Church-Government TB Partnership!
With tuberculosis still the leading cause of death in South Africa — according to the World Health Organisation around 124 000 South Africans died from TB in 2016 alone — the Catholic Church has partnered with the health department to provide screening services in three municipal areas.
The Aids Office of the Southern African Catholic Bishops’ Conference (SACBC), in partnership with the National Department of Health’s TB directorate, became a service provider for the National Religious Association for Social Development in a project that screens TB contacts in Nelson Mandela Bay (Eastern Cape), Ehlanzeni (Mpumalanga), and eThekwini (KwaZulu-Natal) areas.
Maredi Modiba, manager of the TB project under the SACBC Aids Office, said that the project, which has been running from July 2017 and will end in March 2019, experienced a slow start but through the active participation and collaboration of different stakeholders, the project has shaped up and things have started running smoothly.
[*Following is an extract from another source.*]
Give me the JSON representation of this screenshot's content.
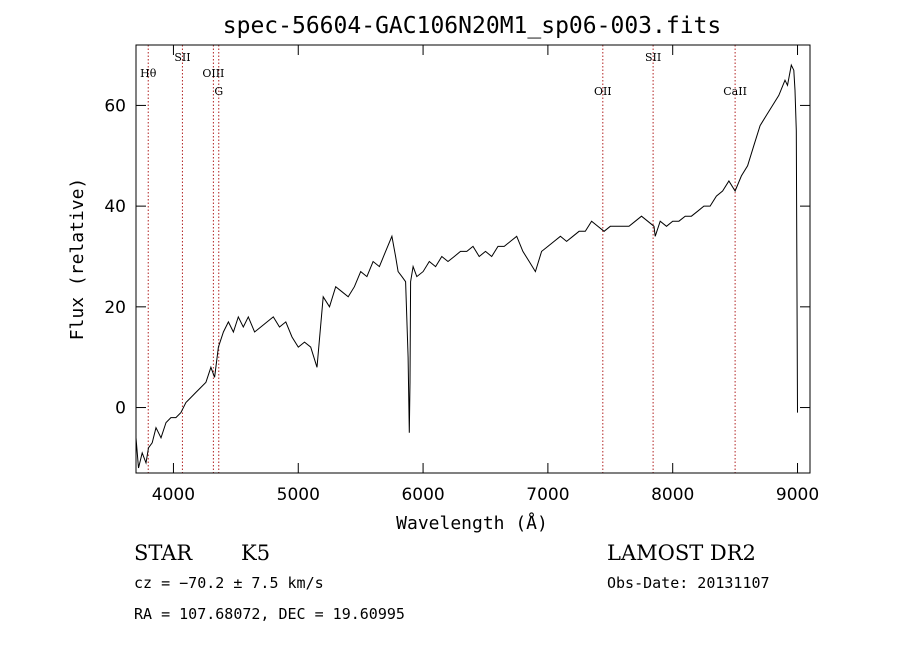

“In all three municipalities, the project is performing beyond the set target, which is measured on a daily and weekly base, a ground for hope that the project will be highly successful,” she said.
Various awareness and screening campaigns were held by the Aids Office on March 5. Members took part in door-to-door screening where they accompanied the MEC for health in the Bhambayi settlement of KwaZulu-Natal.
They held a consultative meeting with the religious in the eThekwini area and an agreement was reached that they will also take part in the prevention of TB.
The Mission of the SA Catholic Church
The SACBC team will do advocacy and screening at different parishes throughout the year.
Cases of TB and other related diseases are referred to local health institutions and are closely monitored.
So far, there have been positive follow-ups and clear evidence that referred patients are reporting back to the relevant health facilities for treatment.
“For the past 200 years, part of the mission of the Catholic Church has been building and promoting quality life for all South Africans, of which millions have benefited from the countless number of pro bono Church projects,” Ms Modiba said.
“Therefore, to talk of a better developed South Africa today without acknowledging the ample contribution of the Church in making this so is impossible,” she added.
“The Church continues to advance her mission by being a close partner that government can always rely on to promote a quality nation.”
The SACBC, in partnership with the government, encourages all people to visit their health facilities to test for TB and other related diseases, and to immediately start treatment when they are found positive.
When discovered early, and with faithful adherence to treatment, people can fully recover from TB and be completely cured.